27th December 2006 Print
Private investors cash in on their 2006 stock market winnings, taking home £14.5bn.

Since the end of January, private investors have cashed in on the rising value of the stock market. Over the period they have sold a net £8.8bn, equivalent to 4.4% of their holdings. Despite this selling, private investor holdings rose by £5bn as positive market movements outstripped the value of shares they sold. At the end of November, private investors owned £203bn of equities, 11.4% of the market, and equivalent to £3,459 for every man, woman and child with the UK.

Over the course of the year, private investors traded £29bn of stock, equivalent to almost 15% of their holdings but they became more active as the year progressed. In the six months to the end of November, they traded one eighth of their portfolios (12.3%), compared to just one fiftieth (2%) in the preceding four months. Between August and November, they both bought and sold in enthusiastic two-way trading, in contrast to the first half of the year when they sold all the way. In October and November they turned over £10.2bn of stock, ten times more than the £1bn traded in April and May.

John Roundhill, Director of Capita Registrars commented: “Private investors have had a good year. Not only have they released cash from the market as it has risen, but they have also received almost £6bn in dividends. This £14.5bn total means on average, £560 for each household in the UK and may have contributed to the slowdown in consumer borrowing this year. On top of that they have enjoyed another £5bn of capital gains.
2006 was a boom year for mergers and acquisitions and that has stimulated some of the buying and selling. However the increased buzz in the stock market also seems to be stirring investors to review their holdings more actively.”

Did private investors make the right decisions in 2006? Yes.

Capita Registrars measured the success of private shareholder investment activity in in each two month period.

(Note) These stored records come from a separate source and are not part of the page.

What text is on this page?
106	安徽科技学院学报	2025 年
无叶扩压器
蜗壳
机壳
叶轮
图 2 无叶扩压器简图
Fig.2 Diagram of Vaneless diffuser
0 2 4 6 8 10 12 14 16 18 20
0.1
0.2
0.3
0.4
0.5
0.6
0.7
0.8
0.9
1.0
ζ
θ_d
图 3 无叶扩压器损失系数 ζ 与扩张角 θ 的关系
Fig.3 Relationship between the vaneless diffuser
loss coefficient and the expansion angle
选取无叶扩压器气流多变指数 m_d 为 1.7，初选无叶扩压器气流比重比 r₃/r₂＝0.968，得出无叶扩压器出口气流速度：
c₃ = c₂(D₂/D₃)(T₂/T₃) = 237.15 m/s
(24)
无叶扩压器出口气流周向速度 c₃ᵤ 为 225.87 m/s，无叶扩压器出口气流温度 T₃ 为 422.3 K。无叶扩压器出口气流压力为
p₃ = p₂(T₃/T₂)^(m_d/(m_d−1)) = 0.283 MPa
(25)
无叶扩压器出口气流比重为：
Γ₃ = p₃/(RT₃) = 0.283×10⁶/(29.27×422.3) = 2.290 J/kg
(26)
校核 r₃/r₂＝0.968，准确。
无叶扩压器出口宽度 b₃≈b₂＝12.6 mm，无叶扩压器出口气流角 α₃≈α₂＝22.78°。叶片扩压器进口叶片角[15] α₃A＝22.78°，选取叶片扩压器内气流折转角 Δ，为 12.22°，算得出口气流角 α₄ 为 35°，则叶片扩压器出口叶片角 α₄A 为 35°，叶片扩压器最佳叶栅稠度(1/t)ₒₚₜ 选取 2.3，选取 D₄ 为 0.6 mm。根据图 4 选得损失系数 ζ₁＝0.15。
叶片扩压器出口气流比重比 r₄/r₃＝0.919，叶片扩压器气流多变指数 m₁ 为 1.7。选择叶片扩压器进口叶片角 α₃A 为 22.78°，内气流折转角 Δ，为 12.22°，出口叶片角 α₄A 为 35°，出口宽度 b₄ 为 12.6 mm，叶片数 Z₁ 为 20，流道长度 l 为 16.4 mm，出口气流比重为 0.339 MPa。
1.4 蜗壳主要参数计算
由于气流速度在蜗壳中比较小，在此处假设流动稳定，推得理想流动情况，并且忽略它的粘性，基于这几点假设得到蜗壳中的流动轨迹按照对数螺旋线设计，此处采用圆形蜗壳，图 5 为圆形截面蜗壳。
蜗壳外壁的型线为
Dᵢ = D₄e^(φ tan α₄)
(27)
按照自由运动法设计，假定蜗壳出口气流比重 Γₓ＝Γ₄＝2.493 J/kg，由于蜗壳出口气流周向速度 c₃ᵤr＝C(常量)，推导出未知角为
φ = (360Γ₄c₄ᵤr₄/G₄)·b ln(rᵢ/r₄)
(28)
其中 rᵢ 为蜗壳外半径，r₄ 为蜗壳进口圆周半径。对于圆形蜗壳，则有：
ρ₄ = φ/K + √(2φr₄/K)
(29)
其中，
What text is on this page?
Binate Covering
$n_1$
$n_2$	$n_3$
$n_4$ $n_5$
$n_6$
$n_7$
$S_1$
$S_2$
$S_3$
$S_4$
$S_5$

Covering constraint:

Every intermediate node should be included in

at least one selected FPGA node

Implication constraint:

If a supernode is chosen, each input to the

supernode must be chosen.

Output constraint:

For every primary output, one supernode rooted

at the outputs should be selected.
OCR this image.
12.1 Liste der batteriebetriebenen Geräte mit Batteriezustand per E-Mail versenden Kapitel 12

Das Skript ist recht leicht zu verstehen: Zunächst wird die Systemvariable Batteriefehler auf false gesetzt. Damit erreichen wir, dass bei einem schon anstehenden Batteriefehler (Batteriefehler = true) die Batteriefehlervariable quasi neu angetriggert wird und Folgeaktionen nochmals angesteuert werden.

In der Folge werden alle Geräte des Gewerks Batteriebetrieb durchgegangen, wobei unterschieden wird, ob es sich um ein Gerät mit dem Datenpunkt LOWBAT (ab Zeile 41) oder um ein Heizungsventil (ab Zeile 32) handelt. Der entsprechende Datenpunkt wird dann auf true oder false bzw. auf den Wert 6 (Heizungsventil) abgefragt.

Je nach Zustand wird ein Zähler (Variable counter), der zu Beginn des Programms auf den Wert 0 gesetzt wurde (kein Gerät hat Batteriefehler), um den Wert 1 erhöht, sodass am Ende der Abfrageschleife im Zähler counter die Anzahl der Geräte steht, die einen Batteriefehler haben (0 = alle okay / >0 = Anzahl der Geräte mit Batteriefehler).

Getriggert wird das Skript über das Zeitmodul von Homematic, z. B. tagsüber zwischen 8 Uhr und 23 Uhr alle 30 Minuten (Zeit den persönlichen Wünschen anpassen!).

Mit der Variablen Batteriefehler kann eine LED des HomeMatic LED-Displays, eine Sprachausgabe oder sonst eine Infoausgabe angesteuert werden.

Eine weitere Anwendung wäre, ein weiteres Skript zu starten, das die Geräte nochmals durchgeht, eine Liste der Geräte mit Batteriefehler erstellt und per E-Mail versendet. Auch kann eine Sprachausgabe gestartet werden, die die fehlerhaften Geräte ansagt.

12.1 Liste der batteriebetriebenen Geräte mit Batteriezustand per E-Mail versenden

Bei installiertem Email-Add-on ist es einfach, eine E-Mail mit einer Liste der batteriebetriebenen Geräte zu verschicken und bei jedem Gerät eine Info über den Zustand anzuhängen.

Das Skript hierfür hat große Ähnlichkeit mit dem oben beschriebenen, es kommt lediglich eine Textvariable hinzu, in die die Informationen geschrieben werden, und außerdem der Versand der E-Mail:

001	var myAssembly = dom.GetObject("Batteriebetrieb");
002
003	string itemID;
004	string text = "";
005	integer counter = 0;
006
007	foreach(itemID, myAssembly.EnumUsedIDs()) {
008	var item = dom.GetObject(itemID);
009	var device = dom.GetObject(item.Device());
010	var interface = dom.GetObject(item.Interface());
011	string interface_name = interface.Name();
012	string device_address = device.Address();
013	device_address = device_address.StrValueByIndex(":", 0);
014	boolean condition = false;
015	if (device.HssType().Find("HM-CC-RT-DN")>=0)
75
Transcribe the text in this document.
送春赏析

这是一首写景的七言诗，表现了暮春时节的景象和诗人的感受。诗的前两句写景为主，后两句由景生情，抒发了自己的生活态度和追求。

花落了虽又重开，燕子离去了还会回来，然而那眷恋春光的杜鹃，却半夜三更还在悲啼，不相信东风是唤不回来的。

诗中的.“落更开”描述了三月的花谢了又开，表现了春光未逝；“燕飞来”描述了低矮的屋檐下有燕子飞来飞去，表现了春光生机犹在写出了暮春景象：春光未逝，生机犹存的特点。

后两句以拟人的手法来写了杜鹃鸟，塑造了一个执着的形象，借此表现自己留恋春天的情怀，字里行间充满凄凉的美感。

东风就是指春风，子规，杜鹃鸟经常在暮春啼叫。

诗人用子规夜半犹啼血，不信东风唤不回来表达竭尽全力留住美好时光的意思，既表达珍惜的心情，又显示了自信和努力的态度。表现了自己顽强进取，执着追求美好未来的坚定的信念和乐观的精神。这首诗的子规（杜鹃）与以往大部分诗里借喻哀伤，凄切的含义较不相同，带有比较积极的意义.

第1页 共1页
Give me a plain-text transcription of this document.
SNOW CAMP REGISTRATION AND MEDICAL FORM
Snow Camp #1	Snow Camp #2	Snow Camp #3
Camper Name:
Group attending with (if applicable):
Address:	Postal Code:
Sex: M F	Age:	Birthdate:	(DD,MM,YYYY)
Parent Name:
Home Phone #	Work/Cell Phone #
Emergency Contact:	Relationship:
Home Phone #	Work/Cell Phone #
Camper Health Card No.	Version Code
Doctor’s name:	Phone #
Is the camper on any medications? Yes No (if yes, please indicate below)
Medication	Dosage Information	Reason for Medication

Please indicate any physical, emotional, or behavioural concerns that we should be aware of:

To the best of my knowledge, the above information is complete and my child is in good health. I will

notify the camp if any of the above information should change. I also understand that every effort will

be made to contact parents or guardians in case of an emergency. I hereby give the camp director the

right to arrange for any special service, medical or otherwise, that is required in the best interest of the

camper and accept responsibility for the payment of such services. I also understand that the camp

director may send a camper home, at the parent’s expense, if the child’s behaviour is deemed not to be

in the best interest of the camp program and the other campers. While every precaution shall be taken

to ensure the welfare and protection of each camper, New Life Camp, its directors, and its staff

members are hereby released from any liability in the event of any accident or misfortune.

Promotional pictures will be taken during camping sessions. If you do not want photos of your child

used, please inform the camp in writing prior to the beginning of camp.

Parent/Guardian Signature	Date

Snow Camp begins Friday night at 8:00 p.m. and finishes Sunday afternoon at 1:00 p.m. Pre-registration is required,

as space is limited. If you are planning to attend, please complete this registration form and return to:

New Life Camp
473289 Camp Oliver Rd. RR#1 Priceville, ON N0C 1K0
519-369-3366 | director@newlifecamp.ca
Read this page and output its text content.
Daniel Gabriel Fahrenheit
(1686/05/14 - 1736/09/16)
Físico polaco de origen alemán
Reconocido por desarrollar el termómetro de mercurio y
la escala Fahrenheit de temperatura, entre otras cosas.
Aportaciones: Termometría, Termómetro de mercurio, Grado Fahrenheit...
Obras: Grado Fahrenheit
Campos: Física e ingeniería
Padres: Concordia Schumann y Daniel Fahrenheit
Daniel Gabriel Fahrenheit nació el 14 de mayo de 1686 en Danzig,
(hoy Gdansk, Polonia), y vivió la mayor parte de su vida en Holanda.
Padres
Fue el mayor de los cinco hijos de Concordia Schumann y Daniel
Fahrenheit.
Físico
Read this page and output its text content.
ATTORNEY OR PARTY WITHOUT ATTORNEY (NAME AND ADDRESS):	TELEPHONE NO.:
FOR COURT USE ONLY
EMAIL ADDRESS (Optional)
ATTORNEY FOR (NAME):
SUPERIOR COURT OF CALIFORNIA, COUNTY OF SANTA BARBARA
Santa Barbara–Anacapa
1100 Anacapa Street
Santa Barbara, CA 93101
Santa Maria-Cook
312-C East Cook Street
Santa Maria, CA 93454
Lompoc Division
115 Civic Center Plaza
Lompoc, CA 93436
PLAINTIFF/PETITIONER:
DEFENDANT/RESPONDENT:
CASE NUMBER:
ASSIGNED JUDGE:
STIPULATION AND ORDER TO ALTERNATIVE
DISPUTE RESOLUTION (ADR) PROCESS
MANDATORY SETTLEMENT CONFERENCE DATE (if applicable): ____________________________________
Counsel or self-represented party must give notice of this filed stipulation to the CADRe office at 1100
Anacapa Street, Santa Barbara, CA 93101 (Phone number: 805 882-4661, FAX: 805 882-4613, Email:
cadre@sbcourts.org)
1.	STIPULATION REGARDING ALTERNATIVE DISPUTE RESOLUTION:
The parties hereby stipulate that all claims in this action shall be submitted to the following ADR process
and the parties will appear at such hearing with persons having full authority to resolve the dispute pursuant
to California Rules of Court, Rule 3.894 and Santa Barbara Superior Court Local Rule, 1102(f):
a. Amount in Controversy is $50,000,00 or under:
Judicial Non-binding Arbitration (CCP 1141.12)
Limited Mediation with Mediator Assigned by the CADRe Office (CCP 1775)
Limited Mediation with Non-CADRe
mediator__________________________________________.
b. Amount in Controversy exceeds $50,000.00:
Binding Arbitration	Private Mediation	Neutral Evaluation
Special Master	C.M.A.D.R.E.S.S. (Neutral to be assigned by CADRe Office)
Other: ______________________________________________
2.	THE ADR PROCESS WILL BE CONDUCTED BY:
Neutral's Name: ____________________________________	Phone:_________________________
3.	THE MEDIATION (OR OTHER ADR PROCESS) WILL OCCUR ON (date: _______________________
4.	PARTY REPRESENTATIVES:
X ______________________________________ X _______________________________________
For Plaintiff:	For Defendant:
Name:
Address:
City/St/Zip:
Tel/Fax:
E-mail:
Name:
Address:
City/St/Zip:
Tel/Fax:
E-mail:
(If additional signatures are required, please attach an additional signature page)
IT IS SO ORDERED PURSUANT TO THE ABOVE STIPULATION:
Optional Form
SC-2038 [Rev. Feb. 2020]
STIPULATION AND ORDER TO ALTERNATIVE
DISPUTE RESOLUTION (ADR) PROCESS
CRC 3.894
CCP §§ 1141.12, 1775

Over the course of 2006, private investors correctly timed the market twice (the market fell once following their selling and rose once following their buying) and timed it incorrectly twice, a success rate of 50%. However, they were more successful with their sector choices. 20 sector choices were successful, while in only 12 instances did the market move against them.

John Roundhill commented: “Private shareholders did well with their sector investments, correctly predicting the short term direction of the share prices in each sector two thirds of the time. Of course private investors tend to take a long-term view when buying shares, so looking only at the immediate results does not give the full picture.”

Sector Activity During 2006

Despite financials being the largest sector in the index, consumer services saw the heaviest selling in 2006. This sector includes retailers, leisure and travel stocks. Consumer goods by contrast were the most popular sector and saw over £2bn net buying in 2006.

John Roundhill concluded: “Defensive sectors like healthcare and consumer goods were popular with investors in 2006, while cyclical sectors like consumer services and financials were out of favour. This reflects the change in the interest rate environment – higher interest rates pushed investors into sectors less affected by the economic cycle.
There is anecdotal evidence that some parts of the retail sector had poor Christmas trading. Added to this the travel industry has been hit by high fuel prices, the impact of new security measures and the recent announcements of higher airline taxes. This seems to justify private investors’ decision to avoid the consumer services sector.”